Panx2 is a substrate for caspase 3 and this suggests that it may be affected during apoptosis with this modification possibly playing a role in channel opening. We hypothesize that the long Panx2 C-terminus act as a gate-regulator of the channel pore. Currently we are in process of study how Panx2 channel is regulated by caspase cleavage during apoptosis and identify the sites in Panx2 in which the caspase 3 cleavage occurs. We plan to elucidate how is the regulation of the Panx2 channels and their function during neuronal cell death using the Neuro2a cell line.
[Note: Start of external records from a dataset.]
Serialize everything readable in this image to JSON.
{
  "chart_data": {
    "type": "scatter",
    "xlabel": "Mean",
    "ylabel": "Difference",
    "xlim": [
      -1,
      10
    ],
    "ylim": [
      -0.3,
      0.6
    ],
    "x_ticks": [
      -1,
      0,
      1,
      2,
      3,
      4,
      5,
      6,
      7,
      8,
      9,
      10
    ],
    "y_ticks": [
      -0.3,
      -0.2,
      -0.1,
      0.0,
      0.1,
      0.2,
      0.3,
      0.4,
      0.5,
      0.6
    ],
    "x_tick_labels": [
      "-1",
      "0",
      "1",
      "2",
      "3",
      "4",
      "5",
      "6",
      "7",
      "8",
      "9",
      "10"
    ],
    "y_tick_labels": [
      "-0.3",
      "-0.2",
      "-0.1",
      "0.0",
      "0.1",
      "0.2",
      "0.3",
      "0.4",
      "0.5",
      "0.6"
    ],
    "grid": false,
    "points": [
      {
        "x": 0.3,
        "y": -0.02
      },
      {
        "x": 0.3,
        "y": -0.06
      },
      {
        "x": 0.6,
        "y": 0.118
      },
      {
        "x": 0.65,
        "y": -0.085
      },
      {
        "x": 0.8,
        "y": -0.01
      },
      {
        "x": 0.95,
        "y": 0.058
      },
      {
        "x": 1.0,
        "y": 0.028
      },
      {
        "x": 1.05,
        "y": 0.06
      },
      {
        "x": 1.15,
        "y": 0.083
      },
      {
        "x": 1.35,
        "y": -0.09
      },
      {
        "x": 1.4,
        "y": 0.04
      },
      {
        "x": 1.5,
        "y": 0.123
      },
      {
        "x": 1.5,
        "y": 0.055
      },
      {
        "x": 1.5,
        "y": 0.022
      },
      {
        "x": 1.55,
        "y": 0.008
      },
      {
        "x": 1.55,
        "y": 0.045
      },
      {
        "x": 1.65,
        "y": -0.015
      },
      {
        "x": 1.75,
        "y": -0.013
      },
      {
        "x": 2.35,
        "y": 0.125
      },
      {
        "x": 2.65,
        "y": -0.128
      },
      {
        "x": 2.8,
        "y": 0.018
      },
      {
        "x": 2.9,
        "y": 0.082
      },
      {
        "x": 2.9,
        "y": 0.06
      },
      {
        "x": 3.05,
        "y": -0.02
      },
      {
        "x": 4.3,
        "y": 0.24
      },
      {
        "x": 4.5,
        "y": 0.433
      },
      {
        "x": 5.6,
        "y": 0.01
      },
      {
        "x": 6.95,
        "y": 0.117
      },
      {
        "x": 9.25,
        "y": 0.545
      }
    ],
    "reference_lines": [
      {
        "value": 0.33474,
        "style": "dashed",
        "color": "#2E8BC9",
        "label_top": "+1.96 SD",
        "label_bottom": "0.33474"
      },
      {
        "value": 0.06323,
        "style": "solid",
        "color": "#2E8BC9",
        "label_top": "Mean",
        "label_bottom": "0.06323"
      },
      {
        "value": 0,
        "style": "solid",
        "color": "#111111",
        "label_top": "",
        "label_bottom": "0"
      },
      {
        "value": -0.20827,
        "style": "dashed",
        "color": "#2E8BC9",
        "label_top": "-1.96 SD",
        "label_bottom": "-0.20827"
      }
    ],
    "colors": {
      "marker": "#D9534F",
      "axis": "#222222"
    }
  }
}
3- Study the regulation of Panx1 channels by phosphorylation (or other PTMs) under pathological conditions using melanoma as a model disease.
Among all the different PTMs reported for pannexins, phosphorylation could directly impact channel properties. Previous reports indicate that Panx1 is phosphorylated in Y198, Y308 and S206 residues under pathological conditions (Lohman et al., 2015; Weilinger et al., 2016; Poornima et al., 2015). We have reported that Panx1 is highly expressed in mouse melanoma cells and mouse melanoma tumorigenesis can be attenuated by Panx1 knockdown. Furthermore, more recently we gathered evidence that there is a high expression of PANX1 in human melanoma cell lines as well as tumors biopsies from patients at all stages of melanoma progression (Freeman et al., manuscript in revision). Remarkably, melanoma displays aberrant behavior of key signaling pathways that affect cell cycle and contribute to melanoma onset and progression. We hypothesize that phosphorylation of Panx1 is increased in melanoma cells and consequently contribute to melanoma progression. We are currently assessing, at the cellular level, whether Panx1 is differentially regulated by phosphorylation (or other PTMs) in normal melanocytes and melanoma cell lines and studying Panx1 regulation by PTMs in melanoma using an inducible melanoma mouse model and patient-derived melanoma cell lines.